Fu Eubulide di Megara, un paio di secoli dopo, a farne un vero e proprio rompicapo, affermando: “in questo momento sto mentendo”. In questo caso, infatti, ci troviamo di fronte ad una vera contraddizione e, dunque, ad un’affermazione paradossale, un’antinomia che contraddice le regole stesse del pensiero. L’affermazione è infatti vera se falsa, e falsa se vera. Non se ne esce. I tentativi di soluzione sono stati innumerevoli: logici, filosofici, matematici. SI può tentare una decostruzione del linguaggio per ridurre la portata della contraddizione, ma essa rimane e segnala i limiti del linguaggio, che non riesce a contenere e spiegare tutto. Torniamo a Ulisse e alla segretaria del PD.

Di fronte alle domande di un giornalista sulle ragioni della contrapposizione ad una riforma che prevede una cosa semplicissima, e cioè di rendere più netta e definita la terzietà del giudice verso pubblica accusa e difesa, ha balbettato delle motivazioni incomprensibili. Questo farebbe dipendere i giudici dalla politica e dall’esecutivo. E perché? Renderebbe meno certa l’obbligatorietà dell’azione penale. E perché, visto che dipende dai Pm? E allora è spuntata la difesa della Costituzione. E questa è la parte più incomprensibile. Infatti esiste la Costituzione scritta, che il Pd difende a spada tratta. Però poi c’è una costituzione materiale che spesso contraddice le cose scritte.

È proprio vero, per esempio, quello che recita l’articolo 27 della Carta, che l’imputato non è considerato colpevole fino alla condanna definitiva? Sono proprio veri gli articoli 13 e 16 della Costituzione, che ogni violazione della corrispondenza deve avvenire con atto motivato? E potremmo lungamente continuare. L’impressione di fondo è che di fronte ad ogni tentativo di modificare la Costituzione per avvicinarla ai valori che propugna o per riconoscere che di fronte ai cambiamenti sociali bisogna cambiare anche le norme fondamentali, venga preso come un atto sovversivo o di lesione ad una Costituzione immutabile.

E così quando il Pd dichiara di essere un partito riformista, o semplicemente innovatore, io penso ad Ulisse che diceva di essere di Creta. Mentiva, ma in fondo dava anche un indizio di verità. Il Pd pensa che l’innovazione si sia fermata il giorno in cui è stata varata la Costituzione. Si è raggiunta una bella perfezione formale e fa nulla che, nella realtà, molto di quello che vi è scritto sia inattuato o addirittura contraddetto dalla costituzione materiale.

Un paradosso, un’antinomia, difficilmente risolvibile.

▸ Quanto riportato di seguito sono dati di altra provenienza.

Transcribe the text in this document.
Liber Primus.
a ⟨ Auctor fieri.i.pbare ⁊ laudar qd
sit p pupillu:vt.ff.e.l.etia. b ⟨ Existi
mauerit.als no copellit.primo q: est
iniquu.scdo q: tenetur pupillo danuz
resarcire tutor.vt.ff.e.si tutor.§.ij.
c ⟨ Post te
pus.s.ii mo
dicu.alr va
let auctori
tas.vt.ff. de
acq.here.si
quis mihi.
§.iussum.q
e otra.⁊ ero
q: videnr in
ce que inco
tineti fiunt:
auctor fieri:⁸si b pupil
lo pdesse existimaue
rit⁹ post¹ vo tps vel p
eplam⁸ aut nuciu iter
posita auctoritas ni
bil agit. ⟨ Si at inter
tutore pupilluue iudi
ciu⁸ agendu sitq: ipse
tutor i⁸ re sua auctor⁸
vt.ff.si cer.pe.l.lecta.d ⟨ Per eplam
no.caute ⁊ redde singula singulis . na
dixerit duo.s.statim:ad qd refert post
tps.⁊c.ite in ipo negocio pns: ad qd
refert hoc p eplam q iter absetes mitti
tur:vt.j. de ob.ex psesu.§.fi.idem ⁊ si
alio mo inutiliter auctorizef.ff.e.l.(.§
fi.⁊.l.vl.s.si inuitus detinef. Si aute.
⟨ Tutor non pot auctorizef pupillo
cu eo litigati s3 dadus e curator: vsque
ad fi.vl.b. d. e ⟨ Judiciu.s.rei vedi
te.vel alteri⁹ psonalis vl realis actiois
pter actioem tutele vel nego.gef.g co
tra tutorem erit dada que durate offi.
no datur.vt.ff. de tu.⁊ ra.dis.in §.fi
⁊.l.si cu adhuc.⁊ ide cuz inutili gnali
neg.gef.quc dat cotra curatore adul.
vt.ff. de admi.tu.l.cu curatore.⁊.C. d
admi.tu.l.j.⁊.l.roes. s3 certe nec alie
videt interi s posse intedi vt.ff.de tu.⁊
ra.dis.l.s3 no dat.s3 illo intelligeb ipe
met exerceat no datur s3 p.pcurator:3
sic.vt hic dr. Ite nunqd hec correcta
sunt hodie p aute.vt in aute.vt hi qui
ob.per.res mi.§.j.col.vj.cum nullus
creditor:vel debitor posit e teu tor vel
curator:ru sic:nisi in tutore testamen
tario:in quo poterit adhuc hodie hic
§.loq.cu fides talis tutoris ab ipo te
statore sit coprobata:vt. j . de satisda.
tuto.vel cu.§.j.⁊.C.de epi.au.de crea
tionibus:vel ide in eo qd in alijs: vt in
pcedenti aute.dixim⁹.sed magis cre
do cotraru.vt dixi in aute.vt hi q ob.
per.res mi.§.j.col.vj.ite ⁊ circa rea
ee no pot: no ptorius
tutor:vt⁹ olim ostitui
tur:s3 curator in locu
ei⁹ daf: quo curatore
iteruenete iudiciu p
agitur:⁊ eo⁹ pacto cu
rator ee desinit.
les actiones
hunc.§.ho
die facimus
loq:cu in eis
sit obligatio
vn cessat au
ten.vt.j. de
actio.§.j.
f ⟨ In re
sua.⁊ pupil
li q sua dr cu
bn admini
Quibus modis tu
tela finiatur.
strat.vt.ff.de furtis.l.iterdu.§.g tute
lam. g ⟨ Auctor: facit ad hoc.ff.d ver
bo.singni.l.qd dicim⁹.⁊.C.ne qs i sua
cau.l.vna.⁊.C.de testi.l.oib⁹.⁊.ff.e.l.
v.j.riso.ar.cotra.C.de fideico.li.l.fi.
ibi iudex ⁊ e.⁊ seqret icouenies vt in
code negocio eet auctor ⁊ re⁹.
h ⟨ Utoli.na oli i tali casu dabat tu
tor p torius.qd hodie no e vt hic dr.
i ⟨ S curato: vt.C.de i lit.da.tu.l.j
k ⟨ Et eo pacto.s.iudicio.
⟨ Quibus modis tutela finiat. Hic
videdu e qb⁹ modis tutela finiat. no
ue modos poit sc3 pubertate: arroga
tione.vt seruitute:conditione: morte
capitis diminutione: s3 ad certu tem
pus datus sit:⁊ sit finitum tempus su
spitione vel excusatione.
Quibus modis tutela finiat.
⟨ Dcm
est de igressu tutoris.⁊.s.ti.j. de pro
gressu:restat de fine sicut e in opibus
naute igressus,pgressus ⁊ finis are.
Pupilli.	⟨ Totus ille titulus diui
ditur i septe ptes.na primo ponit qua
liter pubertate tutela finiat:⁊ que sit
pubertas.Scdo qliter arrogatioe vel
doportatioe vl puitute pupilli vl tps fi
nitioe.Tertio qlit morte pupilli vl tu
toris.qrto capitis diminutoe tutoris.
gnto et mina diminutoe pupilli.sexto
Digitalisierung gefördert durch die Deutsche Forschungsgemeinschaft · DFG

Il Pd, quando dice di essere un partito riformista, dice la verità perché difende una Costituzione che in se è difficilmente criticabile, a dice anche il falso, perché non vede che quella stessa costituzione ha finito per essere negata dalla sua difficile attuazione e dai mutamenti di contesto che sono inevitabili, e che un partito sinceramente riformista dovrebbe vedere con coraggio e intelligenza. Che non sono la furbizia e l’astuzia, in cui il nostro Ulisse era maestro.